Sunday, August 7, 2011

When Schedules Collide



Oh, there was fun in this house last week.
Oh, yes.


It came in the form of (brace yourself, here): a schedule!


But I guess it really started with a job offer. Two job offers, actually. For me.


I wasn't even on the lookout for a job. Being a mom, doing homey-type-things, and working in ministry seems to fill up my schedule rather nicely. I wasn't opposed to the idea of a job, but I wouldn't want just any job. In December, I will have my MEd., and it's been a couple years since I really got myself involved in anything theatre-related. For the last four months or so, I've offered up the simple prayer, "God, I would love to have some sort of teaching experience," and more recently the prayer, "God, I miss theatre. Please use my gifts in some way."


And BOOM. Job offers poured in.
Ok, not exactly. But there were two.


I'll spare you the nitty-gritty details about the whole week, but in the end, we decided to explore the idea of a 10-hour-per-week theatre education job. When the subject was first broached, I brushed off the idea.


Until Elliott showed me The Schedule.


There it was: a beautiful, detailed, hour-by-hour, day-by-day schedule.
And it turned out that I could take the job after all! But it didn't stop there!
I was excited. So excited, in fact, that I immediately went up and made my own schedule.




(You do realize that I was so excited about the schedule-making, right? The job too, sure, but really, it was about the schedule. I love organizing things. I just wanted to make sure we were all on the same page about my nerdiness. Are we all there? Ok. Continue.)


So that was, like, the best day last week.


Then the rest of my housemates brought their schedules to our house meeting, only to realize to our horror (dun dun DUNNNNNNN):


We don't have room in our combined schedules for house meetings this fall.

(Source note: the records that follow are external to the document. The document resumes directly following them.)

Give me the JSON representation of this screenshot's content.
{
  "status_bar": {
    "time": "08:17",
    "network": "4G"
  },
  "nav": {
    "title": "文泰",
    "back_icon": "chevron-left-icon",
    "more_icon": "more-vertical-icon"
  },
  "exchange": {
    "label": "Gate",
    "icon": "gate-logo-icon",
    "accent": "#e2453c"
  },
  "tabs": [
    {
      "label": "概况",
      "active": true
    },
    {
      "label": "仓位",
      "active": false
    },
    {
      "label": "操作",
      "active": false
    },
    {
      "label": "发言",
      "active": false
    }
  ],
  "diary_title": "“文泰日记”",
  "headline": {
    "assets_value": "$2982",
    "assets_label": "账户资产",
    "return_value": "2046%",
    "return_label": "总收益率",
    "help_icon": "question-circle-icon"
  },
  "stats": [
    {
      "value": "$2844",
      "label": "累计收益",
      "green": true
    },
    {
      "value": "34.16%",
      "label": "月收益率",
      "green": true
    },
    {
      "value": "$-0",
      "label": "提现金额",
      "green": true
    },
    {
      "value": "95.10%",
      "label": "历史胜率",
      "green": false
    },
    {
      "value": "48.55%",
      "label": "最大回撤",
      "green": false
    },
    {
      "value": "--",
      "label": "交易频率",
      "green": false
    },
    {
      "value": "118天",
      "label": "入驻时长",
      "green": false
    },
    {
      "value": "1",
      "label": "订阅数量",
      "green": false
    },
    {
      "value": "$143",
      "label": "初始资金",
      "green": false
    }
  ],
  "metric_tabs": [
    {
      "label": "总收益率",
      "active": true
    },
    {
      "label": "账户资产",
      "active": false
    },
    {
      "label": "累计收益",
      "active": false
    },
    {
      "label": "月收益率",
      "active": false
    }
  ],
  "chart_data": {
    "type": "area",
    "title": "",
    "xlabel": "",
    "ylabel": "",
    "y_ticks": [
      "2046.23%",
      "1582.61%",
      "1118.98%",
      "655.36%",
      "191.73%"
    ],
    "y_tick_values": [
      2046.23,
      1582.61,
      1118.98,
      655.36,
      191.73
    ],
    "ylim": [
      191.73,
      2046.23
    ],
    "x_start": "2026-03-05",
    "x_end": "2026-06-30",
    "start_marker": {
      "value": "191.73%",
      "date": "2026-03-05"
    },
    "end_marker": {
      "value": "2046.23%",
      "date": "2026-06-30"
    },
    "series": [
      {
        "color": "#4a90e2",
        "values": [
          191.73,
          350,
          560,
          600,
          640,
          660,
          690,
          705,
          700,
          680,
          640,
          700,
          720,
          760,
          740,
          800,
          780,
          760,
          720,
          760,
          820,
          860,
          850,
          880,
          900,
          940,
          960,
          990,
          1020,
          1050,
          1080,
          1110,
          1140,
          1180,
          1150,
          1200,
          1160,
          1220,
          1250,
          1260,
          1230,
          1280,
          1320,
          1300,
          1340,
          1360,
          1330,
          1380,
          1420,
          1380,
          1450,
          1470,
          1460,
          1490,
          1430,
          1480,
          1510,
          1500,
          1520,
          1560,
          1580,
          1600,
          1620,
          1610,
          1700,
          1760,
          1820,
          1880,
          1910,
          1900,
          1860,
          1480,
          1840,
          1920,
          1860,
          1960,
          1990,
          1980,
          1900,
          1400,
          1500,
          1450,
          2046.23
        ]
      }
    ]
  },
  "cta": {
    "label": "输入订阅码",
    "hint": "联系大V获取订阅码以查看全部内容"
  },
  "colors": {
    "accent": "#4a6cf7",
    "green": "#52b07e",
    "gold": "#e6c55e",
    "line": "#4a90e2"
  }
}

If you've been following the blog (or if you live in a house with more than... yourself), you're probably aware that communication is key for the survival and happiness of all. In order for the house to effectively communicate, we've found it important to have weekly house meetings. But with our schedules this fall, it's utterly impossible.


So what do we do?


1) Talk About It with Anyone: If something bothers us, we've promised to communicate it to the group. If there's no way that the four of us are together at one time, then the person will communicate to whomever is around (so if there are three of us at dinner instead of four, at least three people will be on the same page, and the fourth person will be filled in later).


2) Accept Responsibility: If something is communicated to a person, the person accepts responsibility and takes action. So for instance, if people in the house notice I never empty the dishwasher, Zack might say something to Elliott if he doesn't happen to see me very often. I'll take the note and will start doing my share of the dishwater-emptying.


3) Aim to See Each Other in Other Ways: Even if we don't have official time carved out of our schedules for the whole house to be together, we've planned "together-time" in other ways. Jocelyn and I always will do meal-planning and the grocery list on Fridays; Elliott and Zack will always go food shopping on Saturdays. These times are carved out of our schedules so we ensure that we are still operating as a community.


In addition, as individual families we have also made time for each other a priority. We think it's more important that each couple gets a date night/family night over a community time. So within each of our schedules, we have planned weekly date nights/family nights for our own families. If you are married and do not yet have a specific date night set aside each week, I would highly encourage you to do so. It's very easy to get so caught up in the every day that you forget to deliberately (dare I say, intentionally?) make time for your spouse/family.


We realize that we're not the only household that finds it hard to combine schedules. What do you do in your family to ensure that everyone communicates and relationships continue to thrive?